Here's the problem I have a hard time solving.
You are given a ciphertext Y and a sequence of cyclic shifts that had produced Y from string Z, the shift with parameters (i, j, k) applies to the substring Z[i..j] (from i-th to j-th character, inclusive) and cyclicly rotates it to the right k times. String characters are numbered starting from one. Given the above information, your task is to guess the initial cleartext X.
Input:
The first line contains the ciphertext, which is a nonempty string consisting of N lowercase English letters (1 ≤ N ≤ 50000). The second line contains the number of shifts M (1 ≤ M ≤ 50000). The following M lines describe the sequence of cyclic shifts (in the order of their application to the cleartext). Each shift is described by three parameters i, j, k (1 ≤ i < j ≤ N, 1 ≤ k ≤ j − i).
Example of input:
logoduck
3
1 3 1
4 5 1
1 4 1
As output you should provide the deciphered text (``goodluck'' for example).

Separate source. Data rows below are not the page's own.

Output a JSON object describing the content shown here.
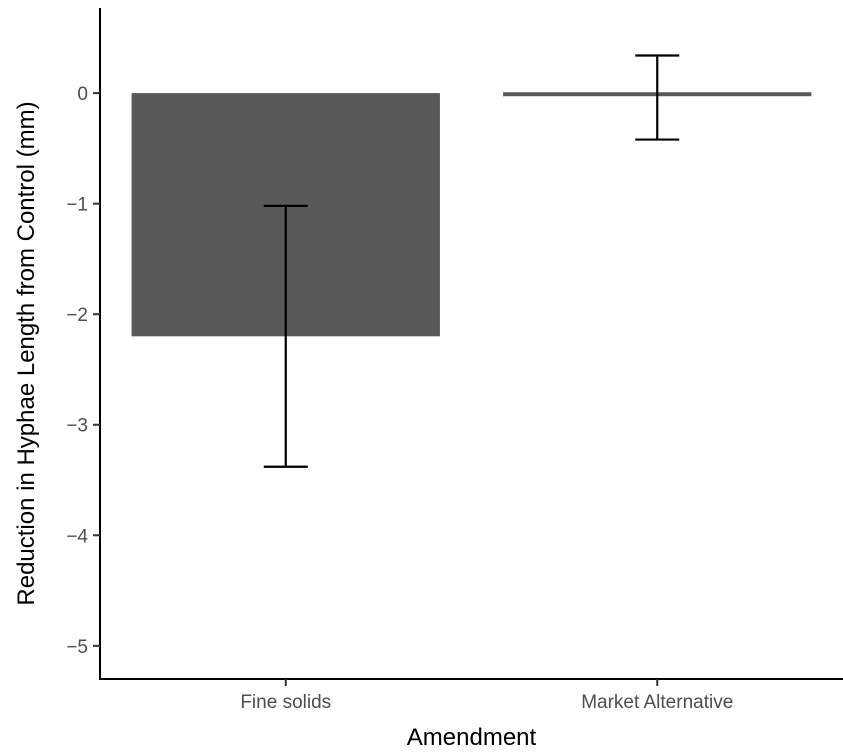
{
  "chart_data": {
    "type": "bar",
    "title": "",
    "xlabel": "Amendment",
    "ylabel": "Reduction in Hyphae Length from Control (mm)",
    "categories": [
      "Fine solids",
      "Market Alternative"
    ],
    "values": [
      -2.2,
      -0.02
    ],
    "error_bars": {
      "lower": [
        -3.38,
        -0.42
      ],
      "upper": [
        -1.02,
        0.34
      ]
    },
    "yticks": [
      0,
      -1,
      -2,
      -3,
      -4,
      -5
    ],
    "ytick_labels": [
      "0",
      "−1",
      "−2",
      "−3",
      "−4",
      "−5"
    ],
    "ylim": [
      -5.3,
      0.77
    ],
    "grid": false,
    "legend": "none",
    "colors": {
      "bar": "#595959",
      "error_bar": "#000000",
      "axis": "#000000",
      "tick_label": "#4d4d4d"
    }
  }
}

The obvious approach is to try and reverse each shift starting from the last one. It seems that this approach is not time-efficient. However, I can't come up with any ideas how to do it any other way, so any help is appreciated.
I attach my code:
#include <iostream>
#include <vector>
#include <string>
int main() {
std::string message;
std::cin >> message;
int number_of_elements = message.size();
int elements[number_of_elements];
for (int i = 0; i < number_of_elements; ++i) {
elements[i] = i;
}
int number_of_shifts;
std::cin >> number_of_shifts;
std::vector<std::vector<int>> shifts(number_of_shifts);
for (int iterator = 0; iterator < number_of_shifts; ++iterator) {
int left, right, by;
std::cin >> left >> right >> by;
--left;
--right;
shifts[iterator].push_back(left);
shifts[iterator].push_back(right);
shifts[iterator].push_back(by);
}
for (int iterator = number_of_shifts - 1; -1 < iterator; --iterator) {
int current[number_of_elements];
int left, right, by;
left = shifts[iterator][0];
right = shifts[iterator][1];
by = shifts[iterator][2];
for (int j = right; left - 1 < j; --j) {
if (j - by < left) {
current[right + 1 - (left - (j - by))] = elements[j];
} else {
current[j - by] = elements[j];
}
}
for (int j = left; j < right + 1; ++j) {
elements[j] = current[j];
}
}
for (int i = 0; i < number_of_elements; ++i) {
std::cout << message.substr(elements[i], 1);
}
return 0;
}
You can do this in O(M log N) time using a data structure called a "rope", which is like a string that supports splitting and concatenation in O(log N) time: https://en.wikipedia.org/wiki/Rope_(data_structure)
Rotations can be build from these operations, of course.
The implementation is a binary tree, B-tree, or similar with limited-size strings in the leaves.
It's not hard to find C++ implementations, but unfortunately, the STL doesn't have one. If you have to implement it yourself, it's a little tricky.